Given $X$ a complete metric space with no isolated points and $D \subset X$ a countable dense subspace, show that $D$ is not a $G_{\delta}$.
I am quite lost in trying to use the hypothesis of the problem to complete the proof.
Since $X$ has no isolated points, for every $x \in X$, $\operatorname{int}(\{x\})=\emptyset$. I also know that $D$ is dense and countable, and I think I should use (maybe) Baire's Category Theorem. However, I am not being able to proceed. Any hint?
Suppose $D = \bigcap_{n\in \mathbb{N}} U_n$, where the $U_n$ are open sets. Then each $U_n$ is dense since it contains the dense set $D$.
Moreover we can write $X \backslash D = \bigcap_{x \in D} X \backslash \{x\}$, and each set $X \backslash \{x\}$ is open and dense since each $x \in D$ is not an isolated point.

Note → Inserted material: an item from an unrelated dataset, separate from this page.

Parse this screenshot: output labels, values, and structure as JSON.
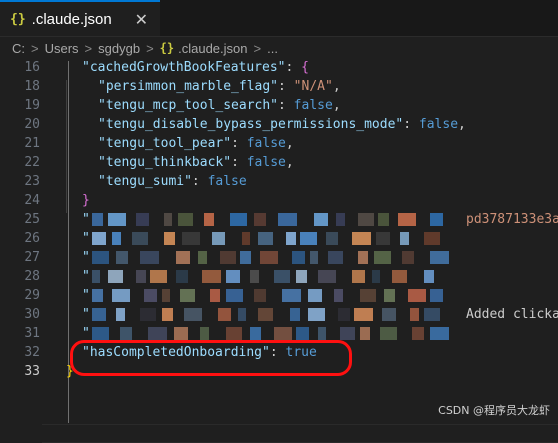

Therefore $$\emptyset = D \cap (X \backslash D) = \bigg( \bigcap_{n \in \mathbb{N}}U_n \bigg)\cap\bigg( \bigcap_{x \in D} X \backslash \{x\} \bigg)$$ which is the countable intersection of open dense sets (since $D$ is countable).
But Baire says that a countable intersection of open dense subsets of $X$ cannot be empty, which contradicts the expression above.